Es war eine düstere Landschaft, in die sie geraten waren. Um sie herum gluckste der Sumpf, Nebel waberte, und uralte verkrüppelte Trauerweiden ließen müde ihre langen Zweigarme ins dunkle Wasser hängen. Es war allerdings nicht wirklich dunkel, obwohl die Nacht bereits angebrochen war, während die drei Gefährten in Iliam Zaks Turm versucht hatten, das Dimensionstor zu öffnen; der Himmel war sternenklar, und am Firmament erhob sich bleich und rund der Vollmond und schickte sein silbriges Licht hinab zu Erde, das diesen Sumpf noch unheimlicher wirken ließ und den Nebel über dem dunklen Wasser zum Glühen brachte.
„Und dies ist wirklich Drakenschanze?“, murmelte Zara, noch immer Thors Kopf streichelnd.
Jael nickte und machte ein düsteres Gesicht. „Ein böser Ort ist dies“, flüsterte sie. „Ich spüre die dunkle Magie, die diesen Sumpf beherrscht. Sie ist allgegenwärtig. Schon viele Unschuldige hat dieser Sumpf ins Verderben gezogen, in seine kalten Tiefen, und nie wieder freigegeben. Nicht nur ihre Körper, auch ihre Seelen hält er gefangen. Ich höre das Wispern und Jammern ihrer Geister.“
„Ich habe keine Angst vor Gespenstern“, erklärte Zara.
„Sogar mit einer Horde Zombies sind wir fertig geworden.
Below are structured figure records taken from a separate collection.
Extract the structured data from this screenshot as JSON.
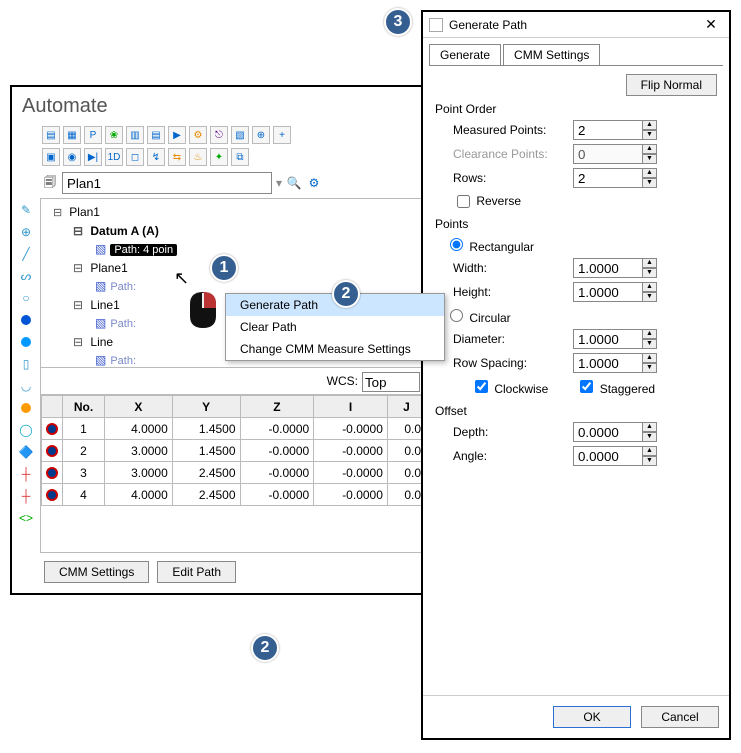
{
  "automate": {
    "title": "Automate",
    "plan_field": "Plan1",
    "tree": {
      "root": "Plan1",
      "nodes": [
        {
          "label": "Datum A (A)",
          "bold": true,
          "path_badge": "Path: 4 poin"
        },
        {
          "label": "Plane1",
          "path_label": "Path:"
        },
        {
          "label": "Line1",
          "path_label": "Path:"
        },
        {
          "label": "Line",
          "path_label": "Path:"
        }
      ]
    },
    "context_menu": {
      "items": [
        "Generate Path",
        "Clear Path",
        "Change CMM Measure Settings"
      ]
    },
    "grid": {
      "wcs_label": "WCS:",
      "wcs_value": "Top",
      "columns": [
        "",
        "No.",
        "X",
        "Y",
        "Z",
        "I",
        "J"
      ],
      "rows": [
        [
          "1",
          "4.0000",
          "1.4500",
          "-0.0000",
          "-0.0000",
          "0.0"
        ],
        [
          "2",
          "3.0000",
          "1.4500",
          "-0.0000",
          "-0.0000",
          "0.0"
        ],
        [
          "3",
          "3.0000",
          "2.4500",
          "-0.0000",
          "-0.0000",
          "0.0"
        ],
        [
          "4",
          "4.0000",
          "2.4500",
          "-0.0000",
          "-0.0000",
          "0.0"
        ]
      ]
    },
    "buttons": {
      "cmm": "CMM Settings",
      "edit": "Edit Path"
    }
  },
  "dialog": {
    "title": "Generate Path",
    "tabs": [
      "Generate",
      "CMM Settings"
    ],
    "flip": "Flip Normal",
    "groups": {
      "point_order": {
        "title": "Point Order",
        "measured_label": "Measured Points:",
        "measured": "2",
        "clearance_label": "Clearance Points:",
        "clearance": "0",
        "rows_label": "Rows:",
        "rows": "2",
        "reverse_label": "Reverse"
      },
      "points": {
        "title": "Points",
        "rect_label": "Rectangular",
        "width_label": "Width:",
        "width": "1.0000",
        "height_label": "Height:",
        "height": "1.0000",
        "circ_label": "Circular",
        "diameter_label": "Diameter:",
        "diameter": "1.0000",
        "rowsp_label": "Row Spacing:",
        "rowsp": "1.0000",
        "clockwise": "Clockwise",
        "staggered": "Staggered"
      },
      "offset": {
        "title": "Offset",
        "depth_label": "Depth:",
        "depth": "0.0000",
        "angle_label": "Angle:",
        "angle": "0.0000"
      }
    },
    "ok": "OK",
    "cancel": "Cancel"
  },
  "annotations": {
    "c1": "1",
    "c2": "2",
    "c2b": "2",
    "c3": "3"
  }
}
Also – wo ist dieser Friedhof des Sakkara-Kults, den wir suchen?“
Falk meldete sich zu Wort. „Ich weiß nicht, wo dieser Friedhof liegt, aber“, er wies mit ausgestreckter Hand in eine bestimmte Richtung, „dort scheint sich etwas zu tun!“
Zara sah sofort, was er meinte. Eine Lichterscheinung war dort zu sehen, ein rötliches Flackern, das sich zwischen den Trauerweiden Bahn brach. Fackeln schienen dort zu brennen und erzeugten in der mondbeschienenen Nacht diesen flackernden Schein. Wie weit ihr Ziel aber entfernt war, ließ sich nicht genau erkennen.
„Dort geht etwas vonstatten!“, sagte Falk, und seine Stimme klang mürrisch und entschlossen zugleich. „Ich wette, dort findet das Ritual dieser verfluchten Dämonenanbeter statt.“
„Dann lasst uns dorthin gehen“, entschied Zara, „und diese verdammte Brut bei ihrem Treiben stören. Ich will die Sache endlich zu einem Ende bringen!“
Schon setzte sie sich in Bewegung, machte drei Schritte – und ihr Fuß versank im glucksenden Moor. Gerade noch rechtzeitig packte Jael zu, erwischte Zara am Unterarm und zog sie aus dem Morast, bevor sie weiter versinken konnte.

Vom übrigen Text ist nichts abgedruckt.